Pahima Alagasi left the Philippines in March 2014 and served as a household service worker in Riyadh but sought refuge at the Embassy two months later after she was hospitalized with serious burns she claimed she sustained after the mother of her employer poured boiling water on her back.
In a press briefing. Philippine Ambassador to Riyadh Adnan Alonto said the Philippine Embassy in Riyadh assisted Alagasi, a 30-year old single mother of two from Pikit, North Cotabato, in filing a case of maltreatment against the mother of her employer. It was however dismissed after she failed to prove her accusation.
Alagasi has been staying at the Embassy’s Bahay Kalinga shelter since then and could not return to the Philippines because her employer filed a counter case against her.
However, Ambassador Alonto said the Philippine embassy was able to secure the assistance of Saudi authorities in clearing the way for Pahima Alagasi’s return to the country.

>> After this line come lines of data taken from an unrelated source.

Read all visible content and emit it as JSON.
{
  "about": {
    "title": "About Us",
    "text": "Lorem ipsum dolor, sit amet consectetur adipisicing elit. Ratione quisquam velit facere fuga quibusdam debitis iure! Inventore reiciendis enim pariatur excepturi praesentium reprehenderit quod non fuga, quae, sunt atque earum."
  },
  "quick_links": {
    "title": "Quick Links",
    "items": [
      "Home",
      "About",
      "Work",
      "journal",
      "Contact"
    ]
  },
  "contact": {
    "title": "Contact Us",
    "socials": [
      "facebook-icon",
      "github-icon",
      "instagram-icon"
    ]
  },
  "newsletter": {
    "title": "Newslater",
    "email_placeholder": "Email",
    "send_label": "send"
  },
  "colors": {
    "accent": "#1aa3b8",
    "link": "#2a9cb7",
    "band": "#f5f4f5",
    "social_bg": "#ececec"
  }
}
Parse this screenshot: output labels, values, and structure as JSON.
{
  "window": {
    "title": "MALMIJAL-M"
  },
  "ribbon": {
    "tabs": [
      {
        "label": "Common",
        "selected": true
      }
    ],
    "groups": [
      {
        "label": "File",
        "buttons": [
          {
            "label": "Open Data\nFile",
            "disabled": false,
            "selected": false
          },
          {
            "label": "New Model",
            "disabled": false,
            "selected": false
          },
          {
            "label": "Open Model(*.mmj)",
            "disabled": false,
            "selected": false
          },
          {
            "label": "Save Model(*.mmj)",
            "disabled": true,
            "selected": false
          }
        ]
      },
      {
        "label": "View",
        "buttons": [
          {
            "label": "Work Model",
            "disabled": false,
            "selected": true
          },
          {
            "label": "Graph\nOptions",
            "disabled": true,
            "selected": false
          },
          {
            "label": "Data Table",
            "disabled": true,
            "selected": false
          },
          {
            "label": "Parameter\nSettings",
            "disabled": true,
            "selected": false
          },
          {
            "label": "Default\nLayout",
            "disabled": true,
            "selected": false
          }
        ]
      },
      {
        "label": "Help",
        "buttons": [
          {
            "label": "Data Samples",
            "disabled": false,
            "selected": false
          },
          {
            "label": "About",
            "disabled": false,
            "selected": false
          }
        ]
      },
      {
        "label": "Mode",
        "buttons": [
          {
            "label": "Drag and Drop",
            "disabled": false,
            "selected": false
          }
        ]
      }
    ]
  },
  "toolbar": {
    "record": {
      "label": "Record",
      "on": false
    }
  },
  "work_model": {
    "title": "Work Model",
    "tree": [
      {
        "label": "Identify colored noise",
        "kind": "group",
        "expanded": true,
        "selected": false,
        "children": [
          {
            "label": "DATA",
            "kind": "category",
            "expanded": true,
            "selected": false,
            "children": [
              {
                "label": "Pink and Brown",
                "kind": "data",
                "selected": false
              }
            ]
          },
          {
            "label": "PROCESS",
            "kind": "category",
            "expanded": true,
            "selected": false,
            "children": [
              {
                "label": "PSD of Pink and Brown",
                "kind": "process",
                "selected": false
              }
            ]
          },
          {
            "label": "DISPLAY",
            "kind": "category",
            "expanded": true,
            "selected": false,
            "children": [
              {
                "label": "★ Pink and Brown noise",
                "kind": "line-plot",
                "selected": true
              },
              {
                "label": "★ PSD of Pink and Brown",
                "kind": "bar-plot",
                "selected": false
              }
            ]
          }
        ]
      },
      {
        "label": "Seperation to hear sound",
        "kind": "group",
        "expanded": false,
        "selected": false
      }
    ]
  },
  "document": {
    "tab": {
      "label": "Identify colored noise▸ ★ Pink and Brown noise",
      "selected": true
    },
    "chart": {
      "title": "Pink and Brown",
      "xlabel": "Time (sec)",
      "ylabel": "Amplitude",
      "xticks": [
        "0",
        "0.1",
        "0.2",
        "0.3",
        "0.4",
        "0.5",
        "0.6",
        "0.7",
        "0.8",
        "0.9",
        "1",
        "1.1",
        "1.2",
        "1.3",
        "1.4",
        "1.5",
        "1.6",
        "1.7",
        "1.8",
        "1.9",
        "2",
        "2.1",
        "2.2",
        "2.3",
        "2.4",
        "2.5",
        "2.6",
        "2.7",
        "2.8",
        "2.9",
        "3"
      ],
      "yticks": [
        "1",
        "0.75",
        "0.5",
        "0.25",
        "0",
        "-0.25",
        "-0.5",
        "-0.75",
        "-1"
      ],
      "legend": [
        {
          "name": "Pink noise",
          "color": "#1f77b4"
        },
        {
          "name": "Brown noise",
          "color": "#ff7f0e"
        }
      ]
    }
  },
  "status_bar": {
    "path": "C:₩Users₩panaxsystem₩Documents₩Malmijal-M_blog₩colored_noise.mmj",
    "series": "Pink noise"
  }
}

Alonto also cited the critical role of Interior Minister Prince Abdulaziz Bin Saud Bin Naif who approved her final exit from the Kingdom after a protracted four-year legal battle with her employer.
According to Susan Ople of the Blas F. Ople Policy Center, what happened to Pahima is “a textbook case of how our intricate system of migrant workers’ protection and diplomacy failed her.”
“There are lessons to be learned here, not for nitpicking purposes, but to ensure every OFW’s right to access to justice and human rights,” Ople said in a statement.
She urged the Department of Foreign Affairs (DFA) to review its legal assistance and humanitarian service delivery.